WordPress / PHP on shared hosting
On shared hosting (cPanel, Plesk), you usually can't edit the server config directly. Options:
- Cloudflare (free plan) — add your site to Cloudflare, set Minimum TLS Version to 1.2. Cloudflare terminates TLS before the request reaches your hosting.
- Hosting control panel — many hosts have an SSL/TLS section in cPanel or Plesk where you can select the minimum TLS version.
- Contact your host — ask them to disable TLS 1.0 / 1.1 for your domain.
For certificate management on cPanel, use the built-in Let's Encrypt integration (usually under "SSL/TLS" or "Let's Encrypt SSL") — it handles auto-renewal.
Tilda
TLS is managed by Tilda. If the certificate is issued through Tilda, there is nothing to configure — contact Tilda support if there is a problem.
If your domain goes through Cloudflare, set Minimum TLS Version to 1.2 as described above.
Certificate auto-renewal with Let's Encrypt (self-hosted)
# Install certbot
apt install certbot python3-certbot-nginx # or python3-certbot-apache
# Issue a certificate
certbot --nginx -d yoursite.com -d www.yoursite.com
# Test renewal
certbot renew --dry-run
# Add to cron (twice daily)
crontab -e
# Add:
0 0,12 * * * certbot renew --quiet --post-hook "nginx -s reload"
Domain mismatch
Happens when the certificate covers yoursite.com but the request comes to www.yoursite.com, or vice versa.

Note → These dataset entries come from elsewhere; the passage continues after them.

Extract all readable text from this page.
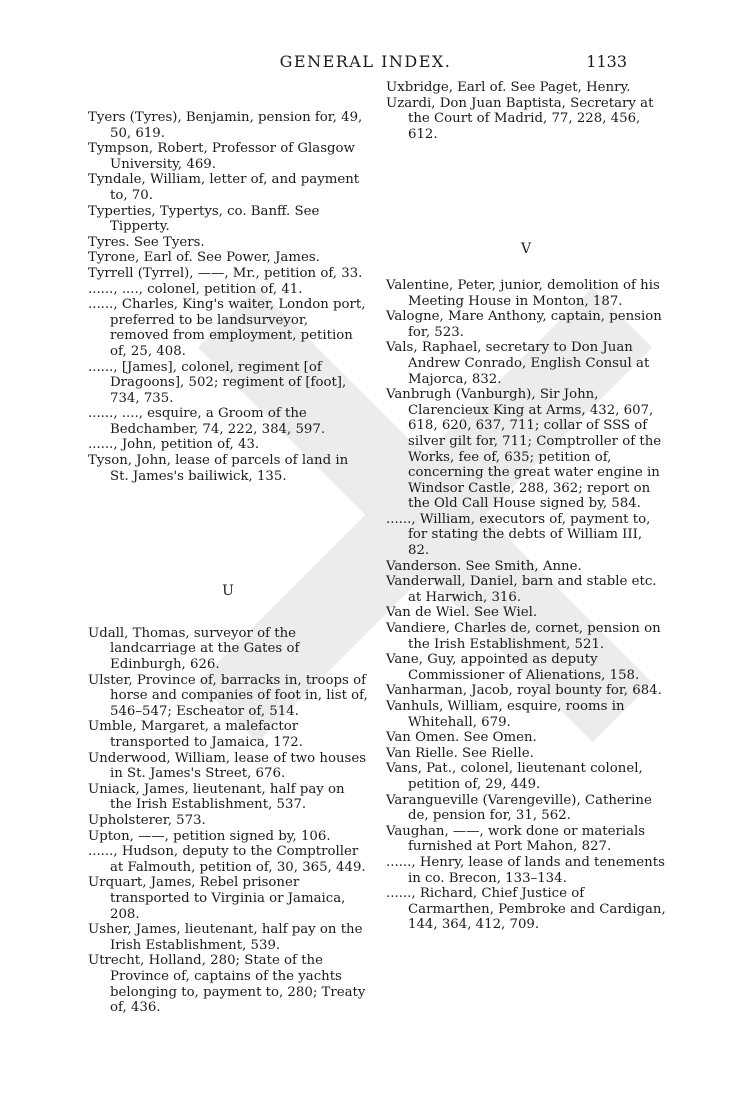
GENERAL INDEX.	1133

Tyers (Tyres), Benjamin, pension for, 49, 50, 619.

Tympson, Robert, Professor of Glasgow University, 469.

Tyndale, William, letter of, and payment to, 70.

Typerties, Typertys, co. Banff. See Tipperty.

Tyres. See Tyers.

Tyrone, Earl of. See Power, James.

Tyrrell (Tyrrel), ——, Mr., petition of, 33.

......, ...., colonel, petition of, 41.

......, Charles, King's waiter, London port, preferred to be landsurveyor, removed from employment, petition of, 25, 408.

......, [James], colonel, regiment [of Dragoons], 502; regiment of [foot], 734, 735.

......, ...., esquire, a Groom of the Bedchamber, 74, 222, 384, 597.

......, John, petition of, 43.

Tyson, John, lease of parcels of land in St. James's bailiwick, 135.

U

Udall, Thomas, surveyor of the landcarriage at the Gates of Edinburgh, 626.

Ulster, Province of, barracks in, troops of horse and companies of foot in, list of, 546–547; Escheator of, 514.

Umble, Margaret, a malefactor transported to Jamaica, 172.

Underwood, William, lease of two houses in St. James's Street, 676.

Uniack, James, lieutenant, half pay on the Irish Establishment, 537.

Upholsterer, 573.

Upton, ——, petition signed by, 106.

......, Hudson, deputy to the Comptroller at Falmouth, petition of, 30, 365, 449.

Urquart, James, Rebel prisoner transported to Virginia or Jamaica, 208.

Usher, James, lieutenant, half pay on the Irish Establishment, 539.

Utrecht, Holland, 280; State of the Province of, captains of the yachts belonging to, payment to, 280; Treaty of, 436.

Uxbridge, Earl of. See Paget, Henry.

Uzardi, Don Juan Baptista, Secretary at the Court of Madrid, 77, 228, 456, 612.

V

Valentine, Peter, junior, demolition of his Meeting House in Monton, 187.

Valogne, Mare Anthony, captain, pension for, 523.

Vals, Raphael, secretary to Don Juan Andrew Conrado, English Consul at Majorca, 832.

Vanbrugh (Vanburgh), Sir John, Clarencieux King at Arms, 432, 607, 618, 620, 637, 711; collar of SSS of silver gilt for, 711; Comptroller of the Works, fee of, 635; petition of, concerning the great water engine in Windsor Castle, 288, 362; report on the Old Call House signed by, 584.

......, William, executors of, payment to, for stating the debts of William III, 82.

Vanderson. See Smith, Anne.

Vanderwall, Daniel, barn and stable etc. at Harwich, 316.

Van de Wiel. See Wiel.

Vandiere, Charles de, cornet, pension on the Irish Establishment, 521.

Vane, Guy, appointed as deputy Commissioner of Alienations, 158.

Vanharman, Jacob, royal bounty for, 684.

Vanhuls, William, esquire, rooms in Whitehall, 679.

Van Omen. See Omen.

Van Rielle. See Rielle.

Vans, Pat., colonel, lieutenant colonel, petition of, 29, 449.

Varangueville (Varengeville), Catherine de, pension for, 31, 562.

Vaughan, ——, work done or materials furnished at Port Mahon, 827.

......, Henry, lease of lands and tenements in co. Brecon, 133–134.

......, Richard, Chief Justice of Carmarthen, Pembroke and Cardigan, 144, 364, 412, 709.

Issue a certificate for both:
certbot --nginx -d yoursite.com -d www.yoursite.com
And add a redirect so only one variant is used:
server {
listen 80;
server_name www.yoursite.com;
return 301 https://yoursite.com$request_uri;
}
Verify
openssl s_client -connect yoursite.com:443 2>/dev/null | openssl x509 -noout -text | grep -E "Not After|DNS:"
For a full graded report, use SSL Labs. Aim for grade A or A+.